Let me point out some key points in a way for a proof of the above.

First we observe that under $\AC_\omega$ every infinite set has a countable subset. Let us see that it also implies that "every infinite set has an accumulation point" implies that every infinite sequence has a convergent subsequence:

Suppose that $\{x_n\mid n\in\omega\}$ is an infinite sequence. It has an accumulation point by the assumption. Namely a point $x$ such that for every open neighborhood $U$, there is some $x_n\neq x$ such that $x_n\in U$. Since we are in a metric space, without loss of generality this means that for every $k$ there is some $x_n\in B(x,\frac1k)$ and $x\neq x_n$.

Assume that $x\neq x_n$ for all $n$, just for simplicity, now it is clear that in every $B(x,\frac1k)$ there are infinitely many points from the sequence, otherwise there were only $m$ many points in $B(x,\frac1k)$ for some $k$, and we could then take $k'>k$ to be large enough so that none of these points appear in $B(x,\frac1{k'})$.

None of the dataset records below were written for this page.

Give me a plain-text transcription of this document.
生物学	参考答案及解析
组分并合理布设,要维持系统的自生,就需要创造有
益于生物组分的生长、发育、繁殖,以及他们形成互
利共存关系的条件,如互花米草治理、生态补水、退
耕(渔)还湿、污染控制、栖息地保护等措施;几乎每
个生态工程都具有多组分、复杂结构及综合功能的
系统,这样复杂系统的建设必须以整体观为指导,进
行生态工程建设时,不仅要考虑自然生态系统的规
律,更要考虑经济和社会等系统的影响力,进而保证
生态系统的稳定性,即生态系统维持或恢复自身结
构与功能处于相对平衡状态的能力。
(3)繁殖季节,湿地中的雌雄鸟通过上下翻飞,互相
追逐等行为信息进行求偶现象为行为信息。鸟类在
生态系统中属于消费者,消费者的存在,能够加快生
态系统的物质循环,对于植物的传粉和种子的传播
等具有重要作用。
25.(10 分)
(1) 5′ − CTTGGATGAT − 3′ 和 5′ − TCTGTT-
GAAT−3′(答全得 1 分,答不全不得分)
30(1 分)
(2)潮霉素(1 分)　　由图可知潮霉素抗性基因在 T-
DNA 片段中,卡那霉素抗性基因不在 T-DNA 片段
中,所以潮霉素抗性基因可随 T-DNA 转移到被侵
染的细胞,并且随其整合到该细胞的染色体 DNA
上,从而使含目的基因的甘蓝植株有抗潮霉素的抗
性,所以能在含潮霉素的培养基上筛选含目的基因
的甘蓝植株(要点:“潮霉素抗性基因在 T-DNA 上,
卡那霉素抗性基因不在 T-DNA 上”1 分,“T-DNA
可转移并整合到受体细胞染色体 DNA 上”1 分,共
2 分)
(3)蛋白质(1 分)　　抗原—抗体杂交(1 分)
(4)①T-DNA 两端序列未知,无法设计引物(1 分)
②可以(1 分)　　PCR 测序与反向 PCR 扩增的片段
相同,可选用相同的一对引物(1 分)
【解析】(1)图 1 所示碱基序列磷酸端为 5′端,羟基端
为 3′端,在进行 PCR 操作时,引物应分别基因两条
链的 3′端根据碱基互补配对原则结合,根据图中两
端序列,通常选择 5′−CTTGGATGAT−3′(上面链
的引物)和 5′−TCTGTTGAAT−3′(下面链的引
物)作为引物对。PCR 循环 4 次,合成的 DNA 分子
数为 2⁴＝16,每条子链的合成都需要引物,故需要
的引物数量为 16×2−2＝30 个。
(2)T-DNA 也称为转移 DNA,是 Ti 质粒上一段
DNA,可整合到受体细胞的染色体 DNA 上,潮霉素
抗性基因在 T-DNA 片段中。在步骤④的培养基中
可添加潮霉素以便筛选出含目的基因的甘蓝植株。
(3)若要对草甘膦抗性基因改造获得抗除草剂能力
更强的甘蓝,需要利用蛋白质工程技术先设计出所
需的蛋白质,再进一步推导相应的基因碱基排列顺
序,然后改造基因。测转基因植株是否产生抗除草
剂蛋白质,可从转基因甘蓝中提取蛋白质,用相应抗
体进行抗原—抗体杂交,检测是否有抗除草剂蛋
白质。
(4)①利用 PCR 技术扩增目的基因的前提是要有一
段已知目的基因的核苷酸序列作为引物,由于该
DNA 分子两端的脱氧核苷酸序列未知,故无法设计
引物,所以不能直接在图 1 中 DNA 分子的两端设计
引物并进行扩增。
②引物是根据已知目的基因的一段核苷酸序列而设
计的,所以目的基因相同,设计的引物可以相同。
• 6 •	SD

Since we have infinitely many, let $x_{n_k}$ be such that $n_k = \min\{n\mid x_n\in B(x,\frac1k)\}$. Note that if $k>j$ then $n_k\geq n_j$ since $x_{n_k}$ is closer to $x$ than $x_{n_j}$. If there are repetitions we can remove them by induction. We don't use the axiom of choice at all here, since this is already a well-ordered set.

Now it is not hard to see that $x_{n_k}\to x$, since for every $\varepsilon>0$ there exists $K$ such that for $k>K$ we have $x_{n_k}\in B(x,\varepsilon)$.

Conclusion I: $X$ is sequentially compact. Now let us show that it is compact.

The implication now is as in Brian's answer.